Maurice Hilleman: “well, because she never had definitive experiments. When you bet up an experiment, you set up the controls to go with it. You can’t have public health being upset by experiments that may not be meaningful and that are not definitively run. They tore the hell out of her for that.” In Eddy’s defense, she was aware at the time that all the campus lab animals she might have taken as controls were contaminated with the virus. But what Hilleman and other men were saying, in essence, was that these women lacked rigor, lacked system, that they were too intuitive. “And yet she was right,” added Hilleman.

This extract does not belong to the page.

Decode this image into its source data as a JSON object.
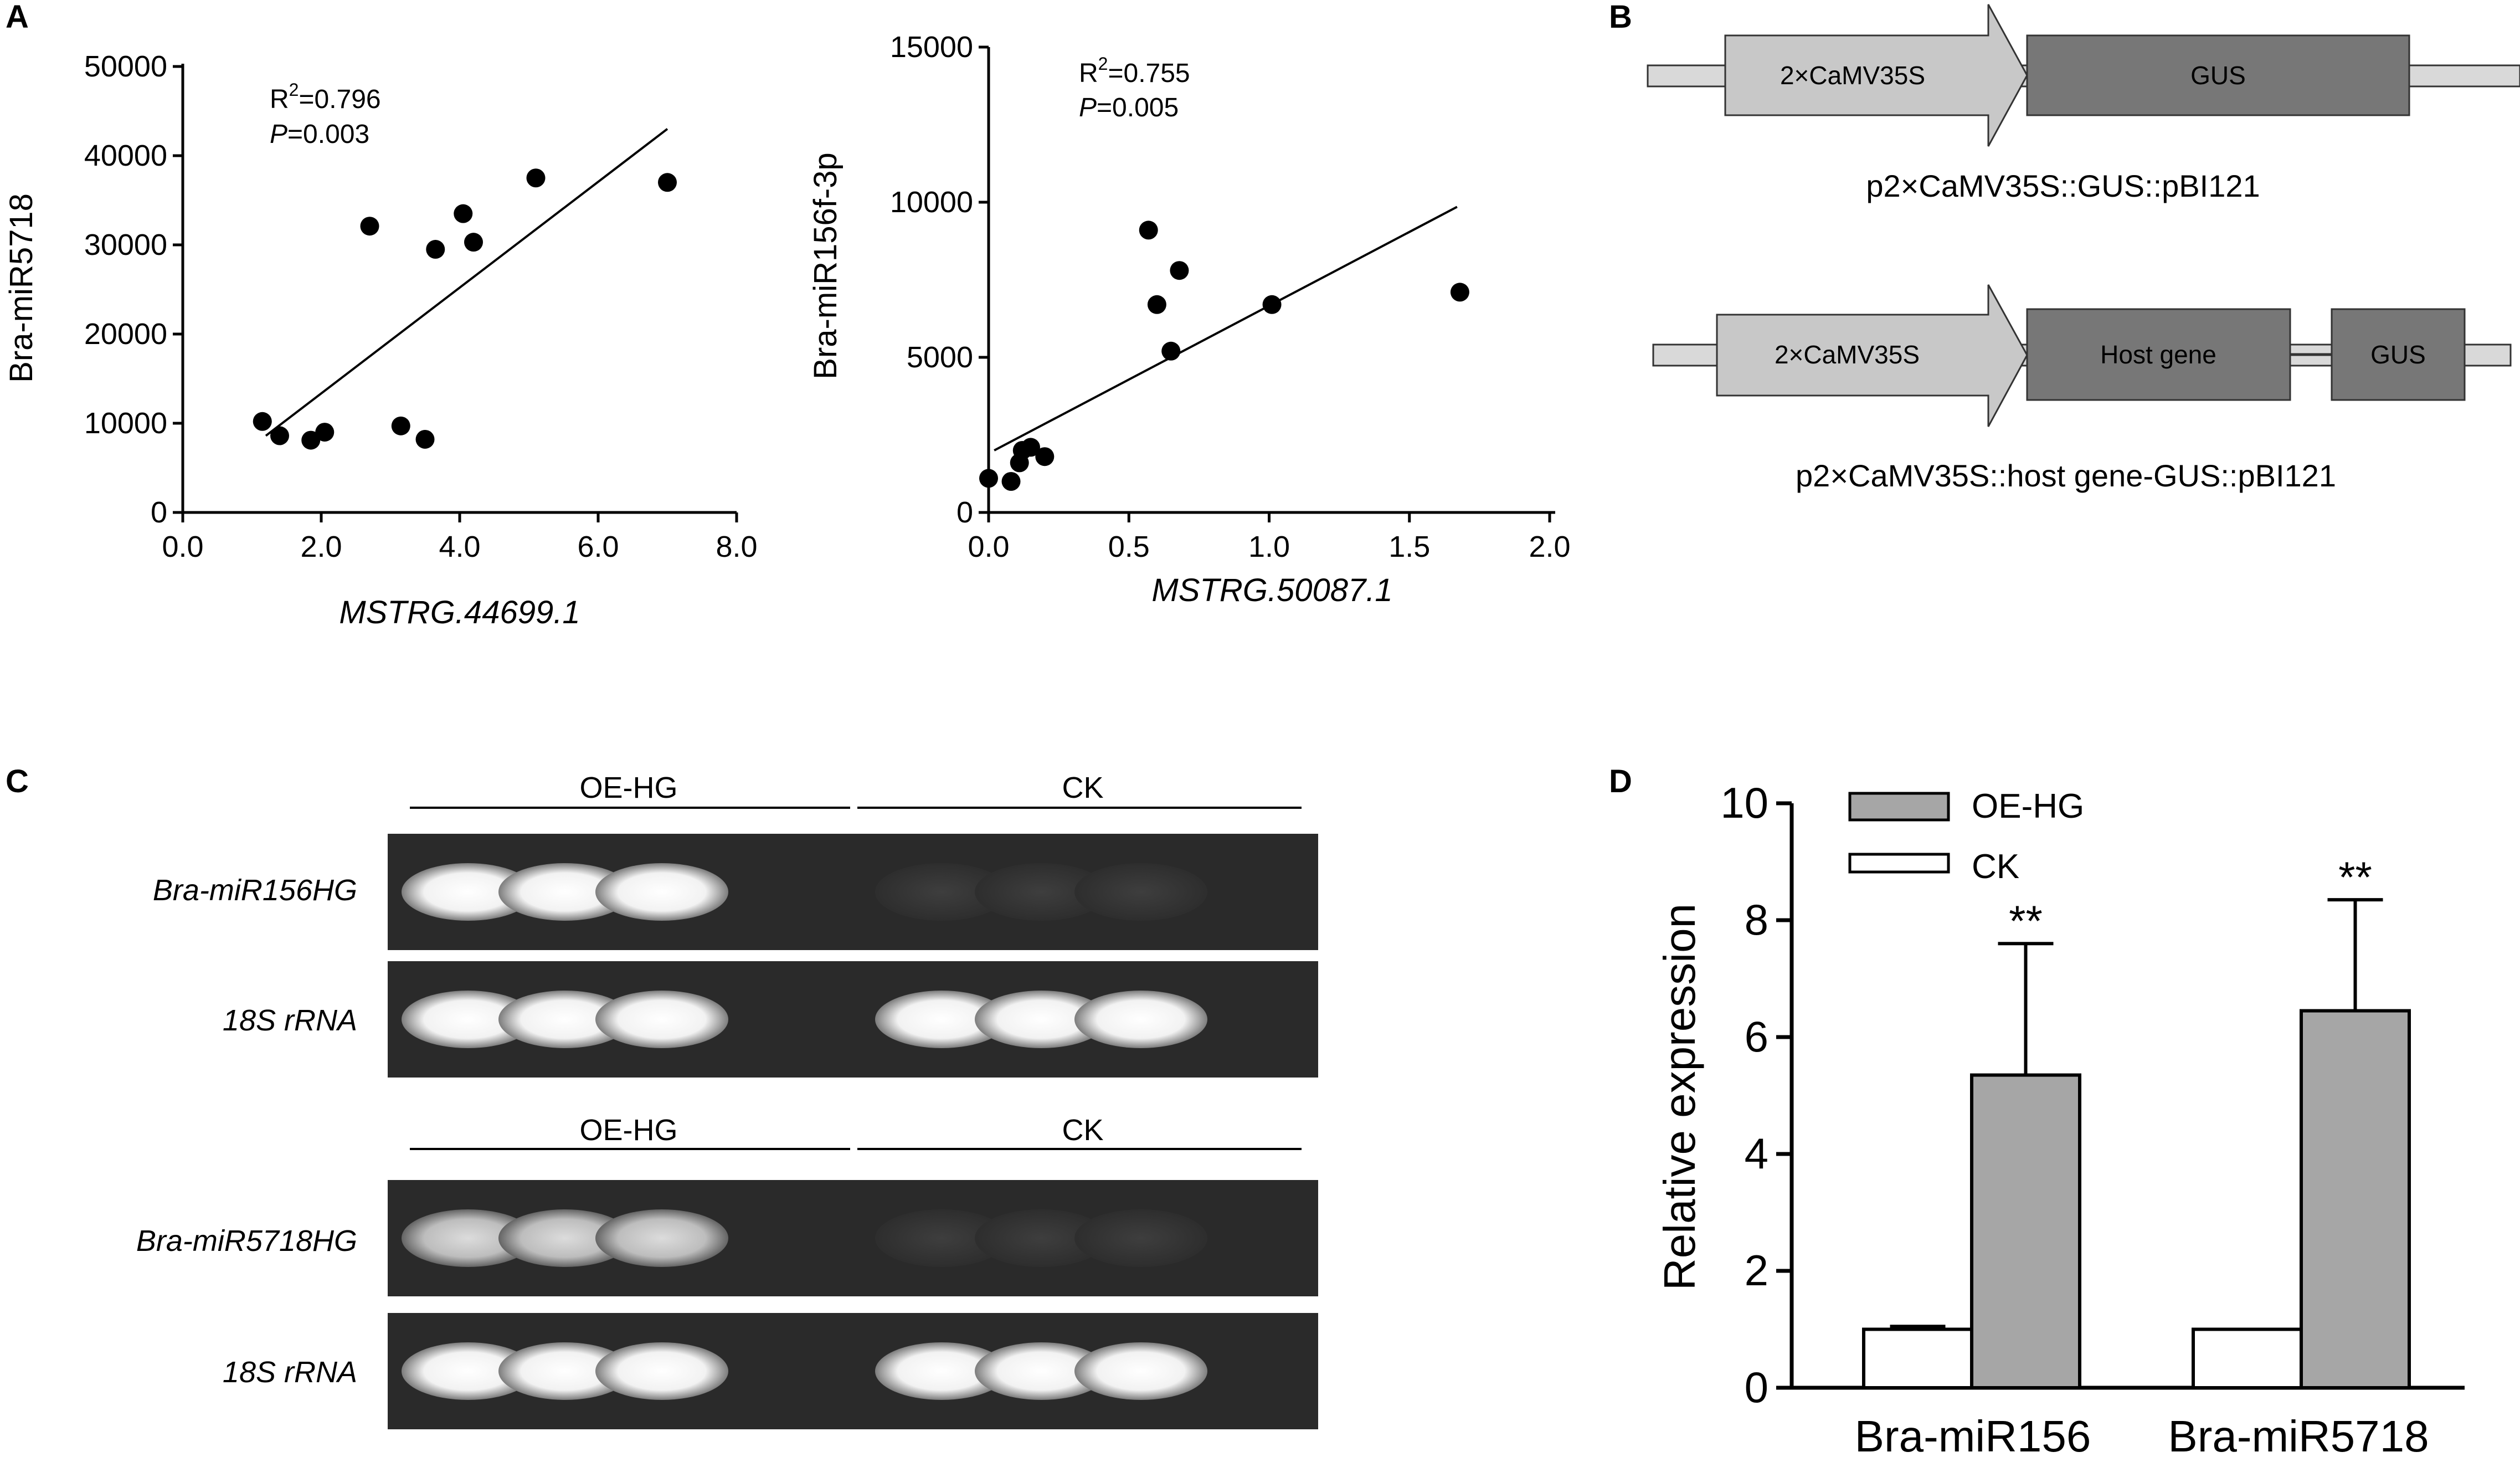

By contrast, when Hilleman told Smadel the same thing that Bernice Eddy had told him, Smadel listened. Eddy and Stewart had soft scientific styles; Smadel and Hilleman had hard styles, and hard personalities to go with them. Whether Eddy and Stewart had the right style or not, their polyoma virus and SV 40 went on to form the basis of the revolution in biotechnology, which is the story of the scientific present and future. (Edward Shorter, The Health Century, 1987; 195–99 excerpt; Michael Horwin. Simian Virus 40: A Cancer Causing Monkey Virus from FDA-Approved Vaccines, Albany Law J of Sci & Tech, 2003; excerpted at SV40 Cancer Foundation.)